America is nothing if not multi-cultural. The country grew up as a coming-together of people from all over the world, and those people brought their traditions that have both held pure and mixed together with others. It can be said that to be American is to be of mixed ethnicity; most Americans are “mutts.” I’ve known very few Americans who are 100% anything. It’s not like Europe, where it’s more predictable that people in Germany are of German ethnicity, people in France are of French ethnicity, people in Italy are of Italian ethnicity, etc. There is no such thing as an “American” ethnicity. America is unique in that it’s a country in which almost all of its citizens (the exception being Native Americans) can trace their ethnic roots back to their places of origin. “American” is a nationality, not an ethnicity. America is a collection of the world’s people.

How can anyone miss the greatness of this? When you really think about it, isn’t it a stunning concept? Isn’t it great, I mean truly great that a country such as America even exists?

What I’m trying to point out is that it’s kind of gratuitous to draw an obese white person and stick it on a float called “America” to represent its people. Clearly, the intent here is not to satirize. The intent is only to turn the subject into a laughing-stock for the amusement of the parade audience, most of which is not American.

Stereotypes can be negative or positive. Obesity is a negative American stereotype that suggests disapproval of not just a body condition, but a psychological one as well. Often, obesity is perceived as an attitude-oriented issue – one that can easily be changed if the person “really wants to.” It’s a complex stereotype, and it’s hostile: the obese are viewed negatively on different levels. This is why I’m feeling this drawing stretch beyond satire, and I have to wonder what the artist was thinking. Did he choose to portray obesity because it would be the easiest of the negative American stereotypes to draw? Or because it’s perceived to be the funniest? Or because it was just the first thing that occurred to him when he thought about America, so he went with it without bothering to search his mind for alternatives?
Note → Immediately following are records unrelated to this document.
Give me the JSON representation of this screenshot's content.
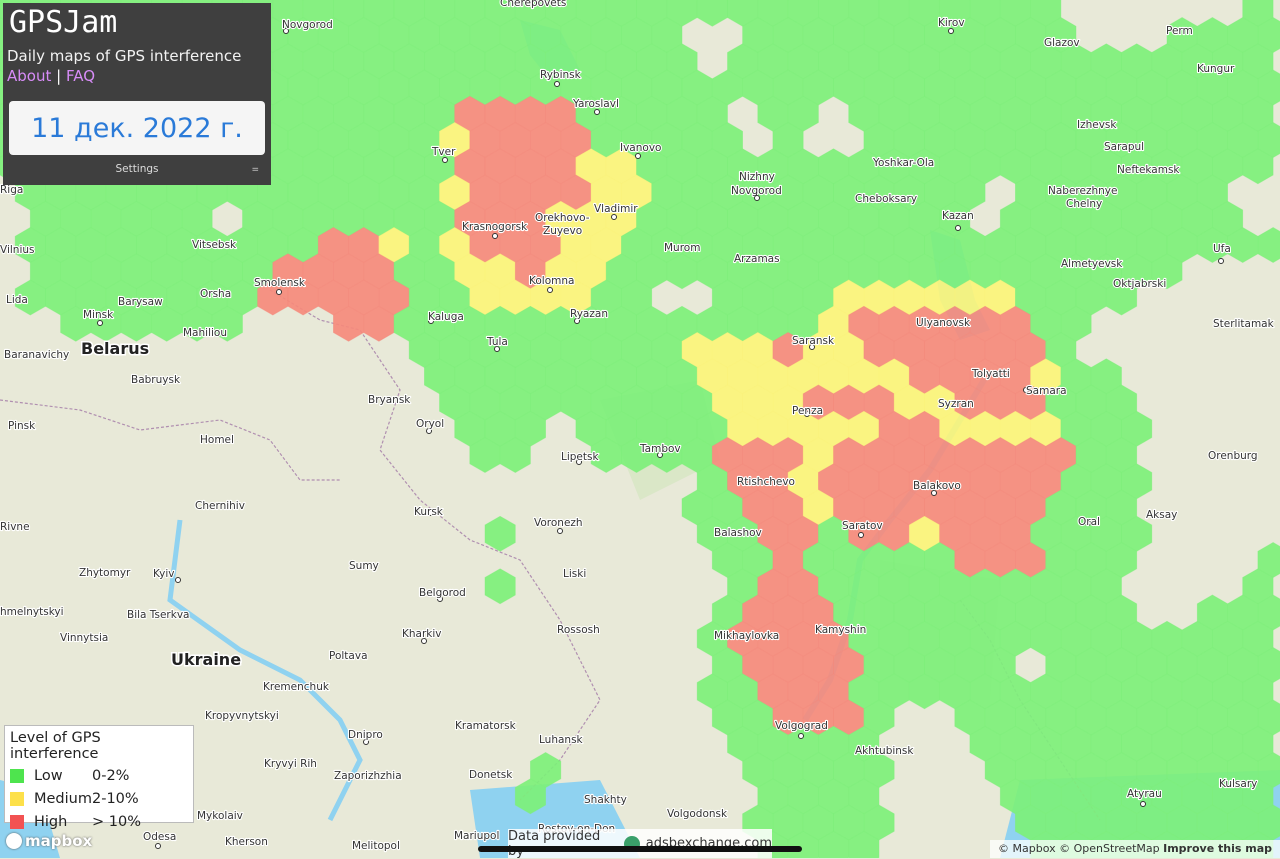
{
  "app": {
    "title": "GPSJam",
    "subtitle": "Daily maps of GPS interference",
    "link_about": "About",
    "link_separator": "|",
    "link_faq": "FAQ",
    "date": "11 дек. 2022 г.",
    "settings_label": "Settings"
  },
  "legend": {
    "title": "Level of GPS interference",
    "items": [
      {
        "label": "Low",
        "range": "0-2%",
        "color": "#4ee44e"
      },
      {
        "label": "Medium",
        "range": "2-10%",
        "color": "#fde04a"
      },
      {
        "label": "High",
        "range": "> 10%",
        "color": "#f25252"
      }
    ]
  },
  "colors": {
    "low": "#7df07a",
    "medium": "#fbf47a",
    "high": "#f58a7c",
    "land": "#e8e9d8",
    "water": "#8fd2f0",
    "forest": "#c8e2b4"
  },
  "map": {
    "countries": [
      "Belarus",
      "Ukraine"
    ],
    "cities": [
      "Novgorod",
      "Cherepovets",
      "Kirov",
      "Perm",
      "Glazov",
      "Kungur",
      "Rybinsk",
      "Yaroslavl",
      "Izhevsk",
      "Sarapul",
      "Neftekamsk",
      "Ivanovo",
      "Tver",
      "Yoshkar-Ola",
      "Nizhny Novgorod",
      "Cheboksary",
      "Naberezhnye Chelny",
      "Vladimir",
      "Orekhovo-Zuyevo",
      "Krasnogorsk",
      "Kazan",
      "Vitsebsk",
      "Murom",
      "Ufa",
      "Arzamas",
      "Almetyevsk",
      "Kolomna",
      "Oktjabrski",
      "Smolensk",
      "Orsha",
      "Barysaw",
      "Ryazan",
      "Kaluga",
      "Sterlitamak",
      "Minsk",
      "Mahiliou",
      "Saransk",
      "Ulyanovsk",
      "Tula",
      "Tolyatti",
      "Samara",
      "Baranavichy",
      "Babruysk",
      "Penza",
      "Syzran",
      "Bryansk",
      "Oryol",
      "Pinsk",
      "Tambov",
      "Homel",
      "Lipetsk",
      "Orenburg",
      "Rtishchevo",
      "Balakovo",
      "Chernihiv",
      "Kursk",
      "Voronezh",
      "Balashov",
      "Saratov",
      "Oral",
      "Aksay",
      "Rivne",
      "Zhytomyr",
      "Kyiv",
      "Sumy",
      "Liski",
      "Belgorod",
      "Bila Tserkva",
      "hmelnytskyi",
      "Rossosh",
      "Kamyshin",
      "Mikhaylovka",
      "Vinnytsia",
      "Kharkiv",
      "Poltava",
      "Kremenchuk",
      "Kropyvnytskyi",
      "Kramatorsk",
      "Volgograd",
      "Dnipro",
      "Luhansk",
      "Akhtubinsk",
      "Kryvyi Rih",
      "Zaporizhzhia",
      "Donetsk",
      "Atyrau",
      "Kulsary",
      "Shakhty",
      "Mykolaiv",
      "Volgodonsk",
      "Odesa",
      "Kherson",
      "Mariupol",
      "Melitopol",
      "Rostov-on-Don",
      "Lida",
      "Vilnius",
      "Riga"
    ]
  },
  "attribution": {
    "mapbox_logo": "mapbox",
    "mapbox": "© Mapbox",
    "osm": "© OpenStreetMap",
    "improve": "Improve this map",
    "provided_prefix": "Data provided by",
    "provided_source": "adsbexchange.com"
  }
}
I saw this drawing, obviously. In my opinion, it’s not even that good. (I think I’m at least slightly qualified to make this judgment, since I live with Callaghan and I see the results of his considerable talent every day.) Regardless, if the decision to draw an obese person was made in bad taste, the decision to select the drawing out of hundreds was even worse.

I believe it would be possible to come up with ways to visually satirize America with the finesse required to also celebrate it – not just mock it. Intelligent, creative satire. I’m all for it.

We’re aware that obesity is an accelerating medical problem in America. But who is anyone to indict us, as a nation, for being “greedy” or “lazy” or “self-indulgent” (or whatever the perception may be) because of it?

Who is uglier – the obese American, or the person ridiculing him or her?